When A Trust Unclean get it right, like on ‘Feckless Tradition’, they’re a raging, swirling, diverse ADD mass of deathcored Slipknotisms, confident enough in breaking out into atmospheric progressive guitaring, enhanced by some delightful sci-fi leadwork that spirals back to a violent chug; ‘Perverse Agenda’ curls into a juddering violent Cryptopsy-ed verse, broken by ubiquitious slab-paced stomps, a refined melodic build to solo under the chorus.
Business continues to pick up as we traverse the core of the EP, Scott Horne demonstrates his percussive abilities, not overusing blasts or kicks, like the demon carriage driver only letting the hellhounds off the leash intermittently and when it’s best needed; such as on the title track where technical interchanges sputter before a riff that feels deliberately restrained at the leash is tightly reigned in before exploding into the chorus.
All this is a relief as the EP actually kicks off with a tired, cliché car-crash of deathcore 101 – electronic build into a stop/start staccato riff, downtuned tech metal riff-to-squeal, sub bass leading to a brainless breakdowns; it’s a disjointed mess.
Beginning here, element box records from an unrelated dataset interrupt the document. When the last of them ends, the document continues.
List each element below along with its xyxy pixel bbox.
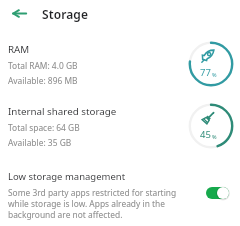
staticText: 45: [200, 128, 211, 141]
button[interactable]: Low storage management toggle: [206, 185, 230, 200]
staticText: Total space: 64 GB: [8, 122, 80, 133]
staticText: RAM: [8, 43, 30, 56]
staticText: Available: 896 MB: [8, 75, 78, 86]
staticText: 77: [200, 66, 211, 79]
staticText: Internal shared storage: [8, 105, 117, 118]
button[interactable]: RAM: [0, 41, 240, 87]
staticText: Available: 35 GB: [8, 137, 72, 148]
staticText: %: [212, 133, 217, 140]
button[interactable]: Low storage management: [0, 170, 240, 220]
staticText: Some 3rd party apps restricted for start…: [8, 187, 190, 220]
staticText: Low storage management: [8, 170, 126, 183]
staticText: %: [212, 71, 217, 78]
staticText: Storage: [42, 6, 89, 22]
button[interactable]: Back: [0, 0, 39, 27]
staticText: Total RAM: 4.0 GB: [8, 60, 78, 71]
button[interactable]: Internal shared storage: [0, 103, 240, 149]
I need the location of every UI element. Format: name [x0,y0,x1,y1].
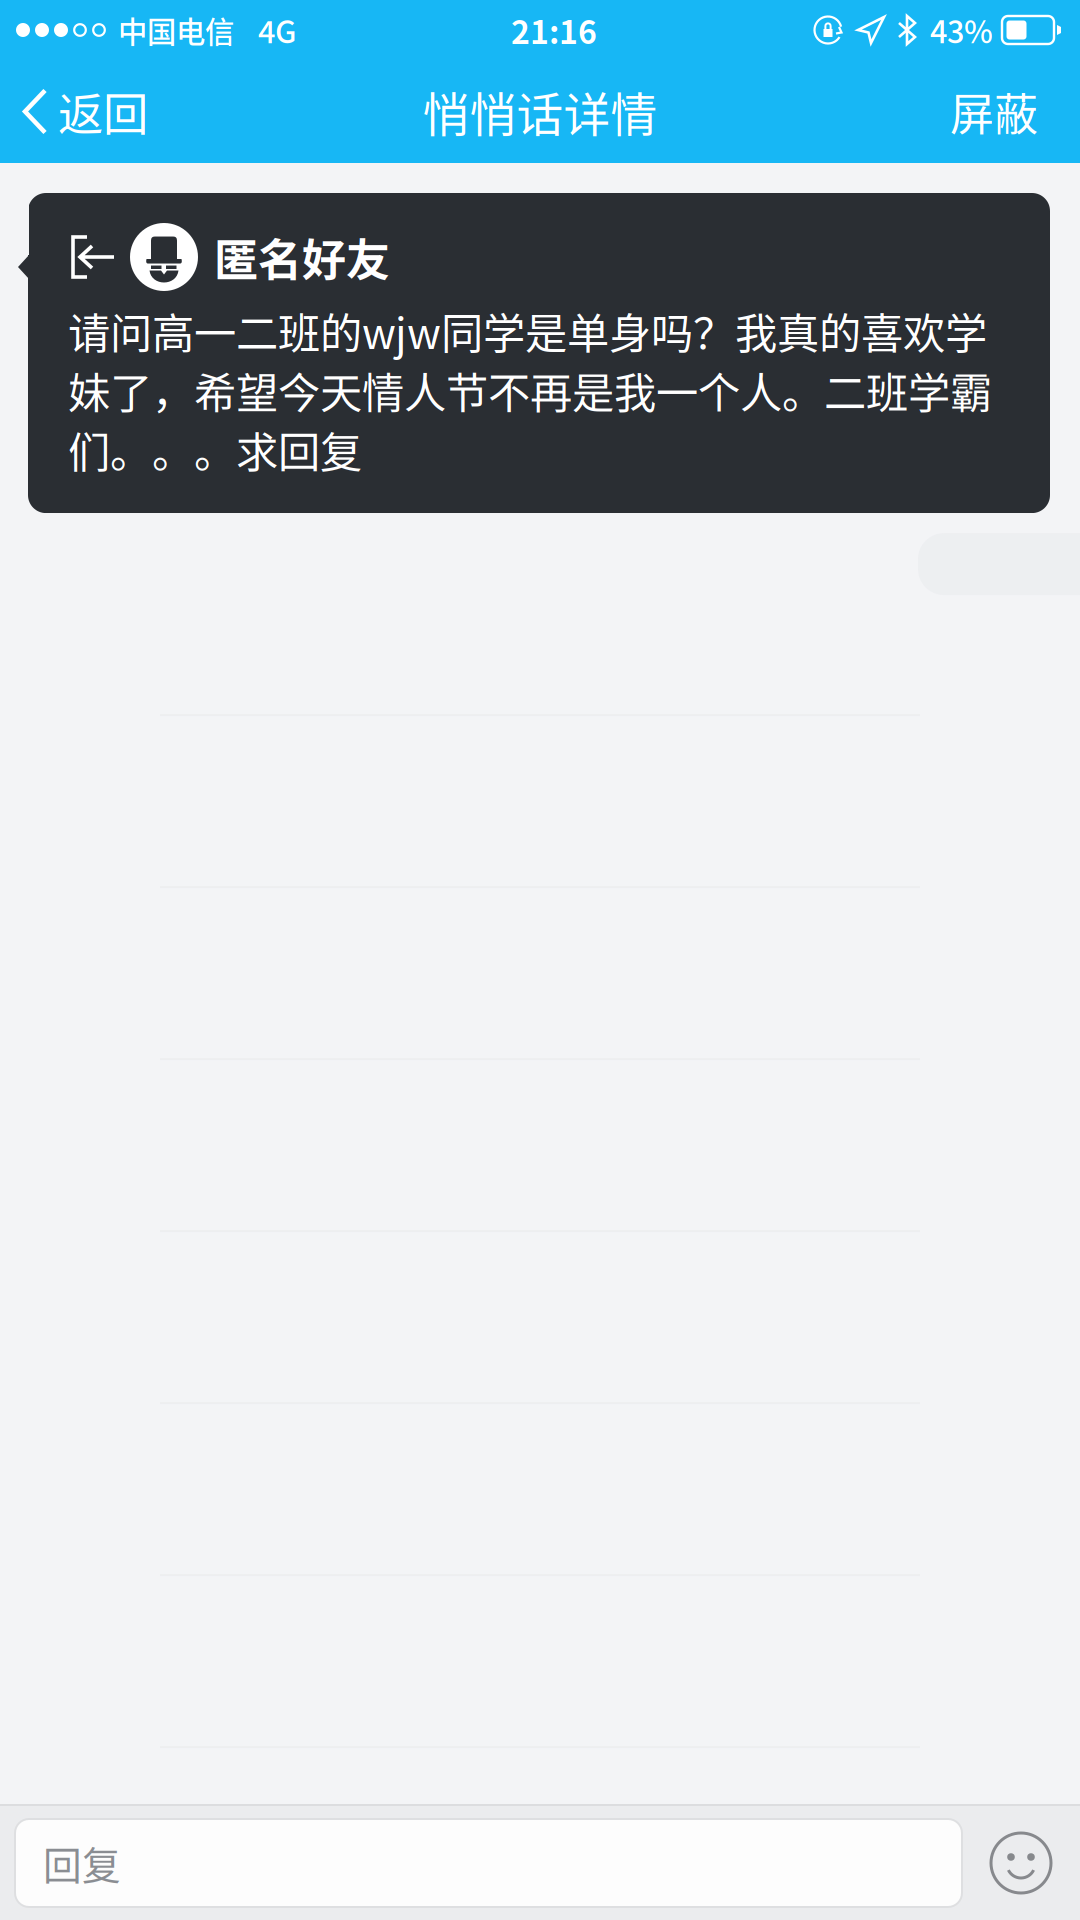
button[interactable]: 回复 [15,1819,962,1907]
staticText: 请问高一二班的wjw同学是单身吗？我真的喜欢学妹了，希望今天情人节不再是我一个人… [68,301,992,479]
staticText: 回复 [43,1835,121,1891]
staticText: 43% [930,8,993,52]
button[interactable]: 返回 [0,60,166,163]
staticText: 21:16 [511,7,597,53]
button[interactable]: Emoji [962,1806,1080,1920]
staticText: 4G [258,8,296,52]
button[interactable]: 屏蔽 [930,60,1080,163]
staticText: 屏蔽 [950,80,1038,143]
staticText: 悄悄话详情 [422,78,658,145]
staticText: 返回 [58,79,148,144]
staticText: 中国电信 [118,9,234,51]
staticText: 匿名好友 [214,225,390,289]
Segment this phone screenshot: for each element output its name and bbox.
When hanging around the lowest common denominator end of deathcore this is by numbers, but fortunately, due to the frequency with which the band flit from idea to idea, this occurs, track one aside, at brief intervals only.
Arrangements can, at times, feel they’re borne from a “chuck it all in the blender” approach to song-writing, though this leads to songs taking unexpected and interesting turns and when A Trust Unclean are at their most progressive and creative is when they are at their best; sprinkling deathcore tropes on top, like a demonic piri-piri, rather than utilizing their more generic ideas as the main sauce.